Common mistake to avoid. Do not treat canceled recurring donors the same as lapsed one-time donors. They already demonstrated a willingness to give monthly.
12. Measure and improve your recurring giving program
Why it works. Better recurring results usually come from steady testing. Even small gains in conversion rate, donor retention, payment recovery, or monthly gift upgrades compound over time because recurring revenue builds month after month. Measuring the right KPIs helps you identify where donors drop off and prioritize changes that have the biggest financial impact.
How to implement it. Track recurring conversion rate, active monthly donors, new monthly donors, failed-payment rate, churn, retention, average monthly gift, upgrade rate, and lifetime value. Review these at least monthly, and test one change at a time on your page, emails, or welcome flow.
Common mistake to avoid. Do not look only at total recurring revenue. Revenue can rise while retention, donor count, or payment success quietly gets worse.
Which recurring donation strategy should you implement first
The best first move depends on where your current program is getting stuck. Use this decision guide to pick the highest-leverage place to start.
If your challenge is… | Start with… | Why |
Low number of recurring donors | Ask existing donors to upgrade | Warm audiences usually convert faster |
Low donation-page conversion | Reduce friction and test a monthly default | Form design strongly shapes completion |
Low recurring revenue per donor | Show impact and test gift arrays | Better framing can lift gift choice |
High monthly donor churn | Improve follow-up and self-service management | Retention and payment issues drive losses |
Small donor base | Promote monthly giving across more touchpoints | Donors need repeated exposure |
Few upgrades from one-time donors | Add a post-donation conversion prompt | Second-chance asks can lift recurring signups |
Strong year-end results but weak rest of year | Run recurring campaigns year-round | Spikes work better inside an always-on program |
Weak visibility into performance | Start tracking conversion, churn, and LTV | Better reporting leads to better decisions |
Grow recurring giving with BetterWorld
If your nonprofit wants to grow recurring giving without adding more manual work, BetterWorld supports many of the strategies in this guide.

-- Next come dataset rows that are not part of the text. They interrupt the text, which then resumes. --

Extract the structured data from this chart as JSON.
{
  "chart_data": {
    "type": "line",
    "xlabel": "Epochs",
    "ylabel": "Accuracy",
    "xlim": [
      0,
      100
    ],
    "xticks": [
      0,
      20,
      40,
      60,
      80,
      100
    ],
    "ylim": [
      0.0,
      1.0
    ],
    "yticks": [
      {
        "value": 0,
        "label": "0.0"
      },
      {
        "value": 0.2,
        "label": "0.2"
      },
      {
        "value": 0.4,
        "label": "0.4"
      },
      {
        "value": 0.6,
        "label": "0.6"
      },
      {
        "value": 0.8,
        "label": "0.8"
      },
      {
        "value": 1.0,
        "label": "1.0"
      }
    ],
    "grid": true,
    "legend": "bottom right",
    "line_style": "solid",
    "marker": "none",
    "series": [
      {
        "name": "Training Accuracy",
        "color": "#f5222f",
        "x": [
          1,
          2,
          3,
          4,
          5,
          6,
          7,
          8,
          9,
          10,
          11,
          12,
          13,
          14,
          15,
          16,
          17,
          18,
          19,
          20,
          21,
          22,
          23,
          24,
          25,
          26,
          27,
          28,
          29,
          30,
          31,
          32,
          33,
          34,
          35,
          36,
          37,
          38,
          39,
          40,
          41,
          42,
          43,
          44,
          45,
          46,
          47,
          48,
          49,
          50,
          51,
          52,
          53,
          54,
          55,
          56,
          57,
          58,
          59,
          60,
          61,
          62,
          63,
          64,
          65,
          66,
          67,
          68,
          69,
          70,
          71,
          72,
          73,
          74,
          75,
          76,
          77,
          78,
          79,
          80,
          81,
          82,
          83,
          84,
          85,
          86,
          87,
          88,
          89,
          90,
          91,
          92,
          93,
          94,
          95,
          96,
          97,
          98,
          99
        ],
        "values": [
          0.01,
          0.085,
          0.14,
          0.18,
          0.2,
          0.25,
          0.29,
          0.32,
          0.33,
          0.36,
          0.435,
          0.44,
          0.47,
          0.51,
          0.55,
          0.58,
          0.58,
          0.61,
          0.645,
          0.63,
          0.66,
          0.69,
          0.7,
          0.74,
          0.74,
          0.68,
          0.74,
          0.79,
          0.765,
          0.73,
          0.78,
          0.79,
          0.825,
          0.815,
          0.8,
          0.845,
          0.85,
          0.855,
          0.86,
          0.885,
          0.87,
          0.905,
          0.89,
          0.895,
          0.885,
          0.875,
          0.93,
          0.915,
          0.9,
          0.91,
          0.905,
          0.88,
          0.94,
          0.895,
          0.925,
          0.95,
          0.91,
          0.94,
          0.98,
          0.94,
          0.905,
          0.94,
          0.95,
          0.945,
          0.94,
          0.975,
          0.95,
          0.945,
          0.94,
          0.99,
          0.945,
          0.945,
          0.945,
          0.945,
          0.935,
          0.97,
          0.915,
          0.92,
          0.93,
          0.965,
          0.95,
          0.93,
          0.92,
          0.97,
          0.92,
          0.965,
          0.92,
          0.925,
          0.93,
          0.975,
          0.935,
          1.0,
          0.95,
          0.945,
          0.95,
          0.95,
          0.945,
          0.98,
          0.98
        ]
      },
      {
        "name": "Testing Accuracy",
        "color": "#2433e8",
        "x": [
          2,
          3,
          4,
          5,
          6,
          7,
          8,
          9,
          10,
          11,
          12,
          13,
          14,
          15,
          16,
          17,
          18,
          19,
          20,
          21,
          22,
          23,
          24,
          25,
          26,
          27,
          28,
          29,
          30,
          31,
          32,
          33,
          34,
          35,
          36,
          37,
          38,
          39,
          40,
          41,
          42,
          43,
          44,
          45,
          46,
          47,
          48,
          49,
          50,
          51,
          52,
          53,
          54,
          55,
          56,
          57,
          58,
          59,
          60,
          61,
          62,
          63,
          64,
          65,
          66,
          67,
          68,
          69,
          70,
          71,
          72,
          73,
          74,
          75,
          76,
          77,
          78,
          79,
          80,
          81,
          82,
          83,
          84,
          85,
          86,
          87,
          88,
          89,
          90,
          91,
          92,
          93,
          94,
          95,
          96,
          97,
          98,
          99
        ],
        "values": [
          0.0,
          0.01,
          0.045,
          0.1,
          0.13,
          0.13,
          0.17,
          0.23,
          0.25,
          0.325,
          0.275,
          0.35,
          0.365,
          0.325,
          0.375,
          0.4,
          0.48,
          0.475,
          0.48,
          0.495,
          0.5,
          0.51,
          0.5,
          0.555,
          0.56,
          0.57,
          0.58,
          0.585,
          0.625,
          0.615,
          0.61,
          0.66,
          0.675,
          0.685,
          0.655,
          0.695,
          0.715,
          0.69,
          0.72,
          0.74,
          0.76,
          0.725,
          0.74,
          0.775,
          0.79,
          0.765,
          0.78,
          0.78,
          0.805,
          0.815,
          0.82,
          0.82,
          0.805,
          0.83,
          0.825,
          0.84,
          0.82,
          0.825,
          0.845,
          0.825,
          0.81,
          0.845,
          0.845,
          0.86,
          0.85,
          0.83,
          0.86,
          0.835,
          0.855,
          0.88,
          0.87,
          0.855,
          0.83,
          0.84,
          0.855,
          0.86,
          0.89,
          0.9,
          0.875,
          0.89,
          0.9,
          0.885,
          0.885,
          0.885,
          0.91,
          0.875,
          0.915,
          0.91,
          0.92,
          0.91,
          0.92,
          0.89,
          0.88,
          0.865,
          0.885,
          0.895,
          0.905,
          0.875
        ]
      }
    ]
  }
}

You can offer recurring donations directly in your donation forms, set monthly giving as the default, manage donors, automate receipts, track performance with real-time reporting, and provide a mobile-optimized donation experience.
BetterWorld also charges 0% platform fees, and over 95% of donors choose to cover the standard payment processing fees.
Ready to grow recurring giving with less effort?
Book a demo today to see how BetterWorld can help you attract, manage, and retain more monthly donors.
Frequently asked questions
1. How do you convince donors to give monthly?
Convince donors to give monthly by showing the real impact of a recurring gift, suggesting an affordable monthly amount, explaining they can change or cancel at any time, and making signup fast and simple.
2. How much should donors give each month?
The average monthly donation is about $24–$30, but the best amount depends on your donor base and mission. Most nonprofits increase recurring signups by offering several suggested monthly amounts tied to specific outcomes.
3. What is the difference between recurring giving and monthly giving?
Recurring giving is any donation made automatically on a repeating schedule, such as monthly, quarterly, or annually. Monthly giving is the most common type of recurring giving, with donations processed once a month.
4. How many donors should be recurring donors?
There is no universal target, but benchmark data shows the median organization has only 4% of donors enrolled in recurring giving, while leading organizations generate 44% of their fundraising revenue from recurring donors.